Consider storing `data_uri` in component parts
In the Catalog assets table, we store data_uri as one string:
sqlite> select * from assets;
id data_uri is_directory hash_type hash_content size time_created time_updated
-- --------------------------------------- ------------ --------- ------------ ---- ------------------- -------------------
1 file://localhost/tmp/tmp_qqdv5m4/data/y 1 2024-02-20 12:52:14 2024-02-20 12:52:14
Prompted by a comment from @callumforrester, I'm wondering we should be storing this in component parts e.g. scheme (file), netloc (localhost), and path (/tmp/tmp_qqdv5m4/data/y).

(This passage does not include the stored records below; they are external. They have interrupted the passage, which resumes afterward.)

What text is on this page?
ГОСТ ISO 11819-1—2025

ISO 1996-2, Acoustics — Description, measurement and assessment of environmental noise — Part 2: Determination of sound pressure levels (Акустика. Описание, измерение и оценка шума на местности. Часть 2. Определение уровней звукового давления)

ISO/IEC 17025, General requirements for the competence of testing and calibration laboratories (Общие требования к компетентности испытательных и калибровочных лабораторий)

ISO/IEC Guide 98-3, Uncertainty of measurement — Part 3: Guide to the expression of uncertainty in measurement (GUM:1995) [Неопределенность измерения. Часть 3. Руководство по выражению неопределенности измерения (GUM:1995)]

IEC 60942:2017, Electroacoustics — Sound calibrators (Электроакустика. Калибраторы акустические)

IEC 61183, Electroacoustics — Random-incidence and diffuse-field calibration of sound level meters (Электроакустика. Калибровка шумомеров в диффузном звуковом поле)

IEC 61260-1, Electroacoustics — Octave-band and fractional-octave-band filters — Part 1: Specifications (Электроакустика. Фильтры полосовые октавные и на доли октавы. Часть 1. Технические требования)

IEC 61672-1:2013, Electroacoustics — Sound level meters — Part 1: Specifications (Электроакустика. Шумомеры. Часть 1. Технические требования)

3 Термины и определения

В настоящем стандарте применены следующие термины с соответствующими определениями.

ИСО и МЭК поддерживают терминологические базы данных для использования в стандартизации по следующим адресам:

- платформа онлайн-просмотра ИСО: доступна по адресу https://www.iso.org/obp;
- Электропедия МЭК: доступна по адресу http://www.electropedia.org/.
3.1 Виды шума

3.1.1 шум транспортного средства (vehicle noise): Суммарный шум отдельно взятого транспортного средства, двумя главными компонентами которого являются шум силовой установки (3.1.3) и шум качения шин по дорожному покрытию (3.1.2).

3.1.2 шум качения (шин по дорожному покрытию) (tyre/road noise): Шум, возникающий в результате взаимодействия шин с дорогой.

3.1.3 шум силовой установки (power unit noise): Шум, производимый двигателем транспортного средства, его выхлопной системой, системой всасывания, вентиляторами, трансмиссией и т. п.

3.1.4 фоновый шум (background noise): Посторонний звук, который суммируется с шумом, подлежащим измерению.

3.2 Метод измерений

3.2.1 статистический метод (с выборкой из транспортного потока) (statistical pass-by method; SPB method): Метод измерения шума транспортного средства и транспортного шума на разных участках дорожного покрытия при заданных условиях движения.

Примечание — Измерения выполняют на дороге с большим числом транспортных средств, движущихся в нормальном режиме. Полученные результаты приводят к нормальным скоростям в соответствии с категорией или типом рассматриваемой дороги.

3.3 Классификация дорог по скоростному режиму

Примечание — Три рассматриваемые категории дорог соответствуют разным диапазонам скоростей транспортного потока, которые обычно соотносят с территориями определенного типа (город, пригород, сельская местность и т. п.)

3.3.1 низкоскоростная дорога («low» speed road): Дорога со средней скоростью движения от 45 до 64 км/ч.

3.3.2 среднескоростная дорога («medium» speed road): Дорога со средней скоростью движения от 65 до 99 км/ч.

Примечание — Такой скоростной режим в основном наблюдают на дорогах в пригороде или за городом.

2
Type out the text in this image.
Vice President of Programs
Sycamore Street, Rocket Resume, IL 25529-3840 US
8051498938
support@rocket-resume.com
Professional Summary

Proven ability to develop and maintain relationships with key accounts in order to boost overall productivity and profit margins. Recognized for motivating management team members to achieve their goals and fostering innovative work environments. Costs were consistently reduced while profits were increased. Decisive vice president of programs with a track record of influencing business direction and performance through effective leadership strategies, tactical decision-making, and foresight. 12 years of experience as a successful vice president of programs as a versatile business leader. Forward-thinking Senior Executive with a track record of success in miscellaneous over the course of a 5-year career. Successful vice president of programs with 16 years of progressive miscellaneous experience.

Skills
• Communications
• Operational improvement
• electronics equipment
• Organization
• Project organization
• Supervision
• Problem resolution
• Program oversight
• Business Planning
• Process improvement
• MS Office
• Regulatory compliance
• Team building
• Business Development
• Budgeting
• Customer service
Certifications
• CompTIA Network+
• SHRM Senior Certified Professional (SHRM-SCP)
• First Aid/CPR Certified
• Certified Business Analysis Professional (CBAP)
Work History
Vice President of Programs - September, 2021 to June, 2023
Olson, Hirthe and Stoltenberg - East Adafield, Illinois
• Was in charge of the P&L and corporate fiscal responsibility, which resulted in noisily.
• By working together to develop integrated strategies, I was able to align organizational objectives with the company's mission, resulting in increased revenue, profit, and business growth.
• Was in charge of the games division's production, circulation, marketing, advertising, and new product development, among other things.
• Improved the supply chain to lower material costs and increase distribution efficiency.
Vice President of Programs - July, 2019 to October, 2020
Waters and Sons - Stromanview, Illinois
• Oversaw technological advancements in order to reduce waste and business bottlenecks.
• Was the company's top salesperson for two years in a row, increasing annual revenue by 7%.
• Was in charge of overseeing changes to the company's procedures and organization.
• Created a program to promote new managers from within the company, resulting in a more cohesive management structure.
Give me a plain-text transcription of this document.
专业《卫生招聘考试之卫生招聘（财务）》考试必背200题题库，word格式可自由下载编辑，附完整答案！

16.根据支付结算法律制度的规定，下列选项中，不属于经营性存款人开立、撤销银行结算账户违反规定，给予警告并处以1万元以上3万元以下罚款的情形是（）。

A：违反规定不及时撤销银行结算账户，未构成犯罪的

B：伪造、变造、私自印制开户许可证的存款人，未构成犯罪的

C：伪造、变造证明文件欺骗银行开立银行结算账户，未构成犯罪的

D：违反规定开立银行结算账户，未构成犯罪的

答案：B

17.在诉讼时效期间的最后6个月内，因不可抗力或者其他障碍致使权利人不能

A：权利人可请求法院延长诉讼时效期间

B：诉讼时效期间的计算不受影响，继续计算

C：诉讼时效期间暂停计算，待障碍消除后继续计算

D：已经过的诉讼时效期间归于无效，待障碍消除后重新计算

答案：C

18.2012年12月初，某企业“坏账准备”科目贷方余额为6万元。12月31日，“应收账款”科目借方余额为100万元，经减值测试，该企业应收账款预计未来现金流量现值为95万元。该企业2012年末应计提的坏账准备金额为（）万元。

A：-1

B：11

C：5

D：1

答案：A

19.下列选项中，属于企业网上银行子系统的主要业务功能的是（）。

Why? This would enables us to index them separately and easily:
- Filter by scheme ("Show file-based URIs only...")
- Extract (and possibly rewrite) the paths
- In the future, extract (and possibly rewrite) the domain (~
netloc)
How? The complete specification is large. The httpx.URL docstring has useful ASCII art:
The components of a URL are broken down like this:
https://jo%40email.com:a%20secret@müller.de:1234/pa%20th?search=ab#anchorlink
[scheme] [ username ] [password] [ host ][port][ path ] [ query ] [fragment]
[ userinfo ] [ netloc ][ raw_path ]
We should give some thought to how finely to carve it, and whether or not we want to include everything at the start. (I'm not sure about fragment and I have concerns about userinfo.)
We could keep everything in one column but make it a JSON[B] column. That would make the components index-able. However I think that because the structure is well-defined and each entry is homogeneous, making a column for each component is the way to go.
I think this would be my first pass:
scheme VARCHAR
netloc VARCHAR
path VARCHAR
query JSON[B] # array of [key, value] arrays
- Omit
fragmentbecause I've never seen a data_uri that uses it, and we can easily add it if we find one. - Omit
userinfobecause we should not be handling plaintext credentials in our database, full stop. We can revisit how to handle this kind of situation when we add support for data drawn from non-file-based sources.